Furthermore, you must also ask yourself, is this building easily accessible via the road network? If it isn’t, you might want to consider other options.

Other Financial Concerns

You’re probably wondering what these financial concerns are. These concerns include maintenance costs, property taxes, utility bills, etc. If you’re not going to stay often in the cabin, you’ll have to pay someone to carry out maintenance while you’re away, and this also has a hold on your finances.


If you’re planning to buy a  mountain cabin you’ll place on rent while you’re away, you must consider one convenient enough for tenants

Since the cabin will generate passive income for you through rent payments, your duty as a landlord is to ensure the house is in proper living condition for tenants.

Visit First

It’s not enough to have photos of a cabin you intend to buy, and it’s advisable to visit the site and conduct an inspection of the house to prevent being misled.

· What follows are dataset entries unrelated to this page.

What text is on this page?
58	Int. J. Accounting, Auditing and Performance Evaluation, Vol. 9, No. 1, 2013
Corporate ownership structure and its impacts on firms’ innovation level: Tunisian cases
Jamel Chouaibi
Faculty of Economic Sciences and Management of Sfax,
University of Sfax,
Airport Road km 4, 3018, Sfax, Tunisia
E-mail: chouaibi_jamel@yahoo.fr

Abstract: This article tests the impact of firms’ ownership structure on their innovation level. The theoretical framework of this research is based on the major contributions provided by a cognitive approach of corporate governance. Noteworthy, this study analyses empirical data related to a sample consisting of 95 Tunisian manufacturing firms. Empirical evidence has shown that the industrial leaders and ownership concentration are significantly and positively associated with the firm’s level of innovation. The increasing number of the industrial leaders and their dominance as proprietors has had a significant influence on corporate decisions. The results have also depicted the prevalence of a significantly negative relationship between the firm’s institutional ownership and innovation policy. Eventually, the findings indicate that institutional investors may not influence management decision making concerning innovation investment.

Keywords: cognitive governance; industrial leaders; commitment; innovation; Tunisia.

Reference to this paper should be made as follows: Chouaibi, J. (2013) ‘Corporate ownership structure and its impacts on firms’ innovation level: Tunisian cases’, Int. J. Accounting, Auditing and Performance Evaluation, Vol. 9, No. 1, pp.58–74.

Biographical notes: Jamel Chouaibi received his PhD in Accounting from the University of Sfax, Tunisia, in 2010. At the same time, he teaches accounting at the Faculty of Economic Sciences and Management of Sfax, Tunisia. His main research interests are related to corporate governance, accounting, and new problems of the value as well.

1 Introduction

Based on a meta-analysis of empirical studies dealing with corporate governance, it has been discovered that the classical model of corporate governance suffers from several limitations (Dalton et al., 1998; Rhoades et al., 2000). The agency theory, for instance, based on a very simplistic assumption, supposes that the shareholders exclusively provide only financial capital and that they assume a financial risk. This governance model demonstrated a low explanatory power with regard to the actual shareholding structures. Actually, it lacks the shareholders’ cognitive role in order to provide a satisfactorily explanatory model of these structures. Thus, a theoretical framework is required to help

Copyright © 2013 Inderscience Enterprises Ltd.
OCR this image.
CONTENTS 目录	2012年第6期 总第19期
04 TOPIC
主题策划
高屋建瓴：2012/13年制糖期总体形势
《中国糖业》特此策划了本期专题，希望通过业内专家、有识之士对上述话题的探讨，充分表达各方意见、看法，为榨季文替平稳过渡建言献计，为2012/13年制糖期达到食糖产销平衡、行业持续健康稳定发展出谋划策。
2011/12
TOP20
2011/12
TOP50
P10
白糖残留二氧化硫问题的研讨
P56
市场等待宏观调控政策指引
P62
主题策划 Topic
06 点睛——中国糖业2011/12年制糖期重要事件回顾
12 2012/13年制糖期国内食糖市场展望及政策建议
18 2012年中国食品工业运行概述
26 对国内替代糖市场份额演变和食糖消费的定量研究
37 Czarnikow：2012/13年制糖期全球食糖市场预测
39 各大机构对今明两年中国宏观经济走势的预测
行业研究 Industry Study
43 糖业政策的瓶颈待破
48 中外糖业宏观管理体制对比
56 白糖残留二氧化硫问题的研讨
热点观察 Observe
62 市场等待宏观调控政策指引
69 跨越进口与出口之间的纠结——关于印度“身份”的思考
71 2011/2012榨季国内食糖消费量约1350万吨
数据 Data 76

It’s popular to see situations where you pay for a building you’ve seen in pictures, only to discover there were some hidden faults of which you’re not aware.

After following these steps, you can proceed to the next stage and gather information about buying a mountain cabin.


Owning and living in a mountain cabin is quite exciting. This experience is worthwhile if you take the necessary steps to pick the perfect mountain house while ensuring it’s in the right location for a family vacation. It would help if you chose a place that best suits your financial state and is conducive enough to reside.